The only other items I saw that raised a flag were these (==) default settings (Note... "TrueColor is 24-bit vs. a 'DefaultDepth' set to 16-bit):
(==) NVIDIA(0): RGB weight 565 (==) NVIDIA(0): Default visual is TrueColor (==) NVIDIA(0): Using gamma correction (1.0, 1.0, 1.0)
compared to these settings from xorg.conf:
Section "Screen" DefaultDepth 16 SubSection "Display" Depth 16 Modes "640x480" EndSubSection Device "Device[0]" Identifier "Screen[0]" Monitor "Monitor[0]" EndSection
Where its using the Monitor[0] and I left the monitor vendor setup as the NEC and not the tv which use to detect as VESA. I don't know if thats causing a problem.

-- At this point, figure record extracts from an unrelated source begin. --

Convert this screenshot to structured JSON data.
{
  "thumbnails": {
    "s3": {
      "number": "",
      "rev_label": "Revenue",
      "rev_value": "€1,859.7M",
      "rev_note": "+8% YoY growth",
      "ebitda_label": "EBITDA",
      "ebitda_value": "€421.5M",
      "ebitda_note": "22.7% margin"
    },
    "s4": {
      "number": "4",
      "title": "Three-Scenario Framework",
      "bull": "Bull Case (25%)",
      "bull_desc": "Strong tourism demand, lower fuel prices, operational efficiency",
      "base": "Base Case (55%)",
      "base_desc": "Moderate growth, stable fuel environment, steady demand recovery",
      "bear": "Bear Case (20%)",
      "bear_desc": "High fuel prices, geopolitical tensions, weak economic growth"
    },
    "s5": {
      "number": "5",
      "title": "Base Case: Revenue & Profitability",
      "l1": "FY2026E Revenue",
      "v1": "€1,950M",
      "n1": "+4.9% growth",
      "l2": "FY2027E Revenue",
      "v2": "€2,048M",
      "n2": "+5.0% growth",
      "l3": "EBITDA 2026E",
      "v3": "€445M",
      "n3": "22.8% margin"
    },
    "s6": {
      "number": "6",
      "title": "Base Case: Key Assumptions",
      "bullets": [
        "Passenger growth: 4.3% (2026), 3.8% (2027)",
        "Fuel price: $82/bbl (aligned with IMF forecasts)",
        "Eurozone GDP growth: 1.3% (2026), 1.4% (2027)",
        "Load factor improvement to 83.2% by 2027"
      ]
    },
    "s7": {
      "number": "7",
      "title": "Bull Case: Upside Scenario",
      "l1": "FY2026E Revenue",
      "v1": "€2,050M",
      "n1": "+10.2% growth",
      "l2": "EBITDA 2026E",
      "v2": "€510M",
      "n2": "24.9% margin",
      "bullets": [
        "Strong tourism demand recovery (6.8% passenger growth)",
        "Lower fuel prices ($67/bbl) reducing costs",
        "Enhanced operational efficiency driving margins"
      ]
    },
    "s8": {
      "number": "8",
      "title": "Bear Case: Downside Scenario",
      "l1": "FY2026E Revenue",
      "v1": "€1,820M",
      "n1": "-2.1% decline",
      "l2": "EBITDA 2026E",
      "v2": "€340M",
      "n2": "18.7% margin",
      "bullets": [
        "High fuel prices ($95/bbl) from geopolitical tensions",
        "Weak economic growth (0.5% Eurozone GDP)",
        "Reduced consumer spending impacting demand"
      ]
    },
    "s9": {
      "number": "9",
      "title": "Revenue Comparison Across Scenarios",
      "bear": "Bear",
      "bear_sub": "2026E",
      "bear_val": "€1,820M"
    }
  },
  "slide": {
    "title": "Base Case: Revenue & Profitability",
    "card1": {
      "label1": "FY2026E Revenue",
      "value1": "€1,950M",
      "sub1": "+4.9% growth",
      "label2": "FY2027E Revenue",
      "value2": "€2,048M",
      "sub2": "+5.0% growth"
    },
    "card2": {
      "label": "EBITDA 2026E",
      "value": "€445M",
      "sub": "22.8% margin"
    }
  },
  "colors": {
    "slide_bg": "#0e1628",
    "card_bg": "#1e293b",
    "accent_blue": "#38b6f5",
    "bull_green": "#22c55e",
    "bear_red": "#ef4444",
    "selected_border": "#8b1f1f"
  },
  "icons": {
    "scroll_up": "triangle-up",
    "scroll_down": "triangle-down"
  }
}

I wouldn't start hacking xorg.conf again. At this point, with the card correctly detected and initialized and with no errors from loading the module, I'd see if SaX2 (with only one display connected... probably your monitor and not the TV)... can sort out the necessary settings on it's own. Looking at 'man SaX2' I see these possibilities:
sax2 -r (reinit the hw db/detection and try again) sax2 -a (attempt autoconfigure) sax2 -m 0=nvidia (try SaX2's GUI again, specifying the module)
I'm sure you and others will have some good ideas about how to proceed, as well.